In general, if it is conceivable and valid for the repeated pieces of code to diverge and change independently of each other, they do not have to be the same, they just happen to be the same right now, and it is probably a good idea to leave the repetition in.
For readability
Some people go to great lengths to avoid repeating even a single line of code.
This isn’t always a good idea, because it comes at the cost of more abstraction
layers. But wait, you say, I thought abstraction was a good thing? Again, it
depends. Abstractions can make it easier to reason about a piece of code, but
they can also make code harder to read. Consider the canonical for
loop in
C-like languages:
for (int i = start; i < end; i++) {
doSomething();
}
You’re likely to see this all over the place, and indeed it is a bit error-prone, so you might think: let’s create an abstraction, so I have to write it only once!

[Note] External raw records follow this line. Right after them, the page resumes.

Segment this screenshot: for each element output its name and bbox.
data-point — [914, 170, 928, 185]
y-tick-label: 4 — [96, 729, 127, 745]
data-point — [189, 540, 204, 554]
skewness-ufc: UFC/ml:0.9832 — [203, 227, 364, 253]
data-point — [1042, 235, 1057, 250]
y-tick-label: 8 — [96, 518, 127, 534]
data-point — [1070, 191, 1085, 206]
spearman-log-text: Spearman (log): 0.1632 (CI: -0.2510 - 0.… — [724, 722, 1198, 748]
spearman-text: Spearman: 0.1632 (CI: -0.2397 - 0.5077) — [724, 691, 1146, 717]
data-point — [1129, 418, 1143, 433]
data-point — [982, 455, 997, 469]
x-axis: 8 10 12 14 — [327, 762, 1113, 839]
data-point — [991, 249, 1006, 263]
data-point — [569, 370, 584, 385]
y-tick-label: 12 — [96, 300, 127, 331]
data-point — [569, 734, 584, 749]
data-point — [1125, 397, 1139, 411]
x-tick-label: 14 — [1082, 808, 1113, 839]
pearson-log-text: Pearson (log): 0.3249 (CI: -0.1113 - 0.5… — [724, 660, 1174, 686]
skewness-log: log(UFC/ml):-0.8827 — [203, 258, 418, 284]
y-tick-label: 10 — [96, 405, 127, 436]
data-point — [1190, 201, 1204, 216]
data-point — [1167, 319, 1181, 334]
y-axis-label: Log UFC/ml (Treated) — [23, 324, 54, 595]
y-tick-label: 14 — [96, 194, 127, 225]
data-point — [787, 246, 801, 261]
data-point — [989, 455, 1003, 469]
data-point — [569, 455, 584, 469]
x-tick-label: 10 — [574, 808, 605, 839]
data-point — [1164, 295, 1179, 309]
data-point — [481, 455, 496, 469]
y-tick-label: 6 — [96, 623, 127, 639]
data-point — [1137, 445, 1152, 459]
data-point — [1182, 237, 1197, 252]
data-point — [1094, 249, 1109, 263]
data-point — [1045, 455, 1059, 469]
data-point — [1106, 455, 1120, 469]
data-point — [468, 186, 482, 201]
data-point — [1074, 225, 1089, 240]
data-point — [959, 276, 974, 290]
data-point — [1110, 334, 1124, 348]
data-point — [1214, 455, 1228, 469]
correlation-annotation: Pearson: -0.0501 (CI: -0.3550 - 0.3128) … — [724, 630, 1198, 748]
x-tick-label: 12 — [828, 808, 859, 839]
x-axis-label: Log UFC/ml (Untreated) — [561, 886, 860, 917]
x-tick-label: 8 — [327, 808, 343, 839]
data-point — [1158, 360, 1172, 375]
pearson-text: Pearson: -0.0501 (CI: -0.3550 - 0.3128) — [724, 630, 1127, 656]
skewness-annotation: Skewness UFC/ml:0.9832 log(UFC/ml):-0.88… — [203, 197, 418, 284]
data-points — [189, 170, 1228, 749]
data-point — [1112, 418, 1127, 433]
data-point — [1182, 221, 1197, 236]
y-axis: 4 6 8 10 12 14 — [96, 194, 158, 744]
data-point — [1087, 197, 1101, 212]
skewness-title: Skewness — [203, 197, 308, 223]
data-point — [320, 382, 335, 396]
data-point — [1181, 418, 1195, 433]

for_numbers_between(start, end, doSomething);
This might be perfectly clear to you at the time you write it, but it does add
a layer of opacity to the code. The for
loop was completely transparent to
anyone familiar with this idiom, but when stumbling upon your helper function,
they wonder: what exactly does this function do? Is end
included in the
range? Does the function pass the loop counter to doSomething
? Can I return a
boolean to break out of the loop? In JavaScript: what will the value of this
be in the callback? The only way to be sure is to look up the definition of
for_numbers_between
, which will most likely be buried far away in some
utils
package.
So when adding abstractions like these, besides considering the gain in reduced repetition, also be sure to consider the loss in transparency, and weigh them against each other.
For searchability
Somewhat related to the previous point, some people want to avoid repetition in
strings like file paths and naming prefixes. For example, suppose your style
guide says that all CSS classes should be prefixed with dirname-filename-
to
avoid clashes between packages:
.profile-description-edit-bio {
...
}
.profile-description-edit-interests {
...
}
When referring to such a CSS class in code (or even SASS or another CSS preprocessing language), it’s tempting to extract the prefix into a string constant and put it at the top of the file somewhere:
const CSS_PREFIX = "profile-description-edit-";
...
element.addClass(CSS_PREFIX + "bio");
Not only does this suffer from the same readability issue as in the previous
section, but it also lacks another useful property: searchability. If a reader
sees the CSS rule for .profile-description-edit-bio
in the style sheet, they
might wonder where it is used. Since this is the über-dynamic stringly typed
world of the web, the only viable way of finding out is to search for the name
of the CSS class throughout the project. But thanks to the string pasting, that
particular usage is not going to show up. In the best case, the reader tries to
search for some prefixes or suffixes of the class name, like bio
, and might
find it that way among a pile of false positives. In the worst case, they might
conclude that the CSS rule is unused, and remove it! Conversely, any use of
such string pasting in the codebase makes removal of actually unused CSS
rules difficult to do.
So here too, it’s better to have the string constant spelled out in its entirety every time it’s used. Just pretend it’s an identifier, like the name of a variable or a function; you don’t chop those up either. It’s a bit more verbose, but much easier to maintain with in the long term.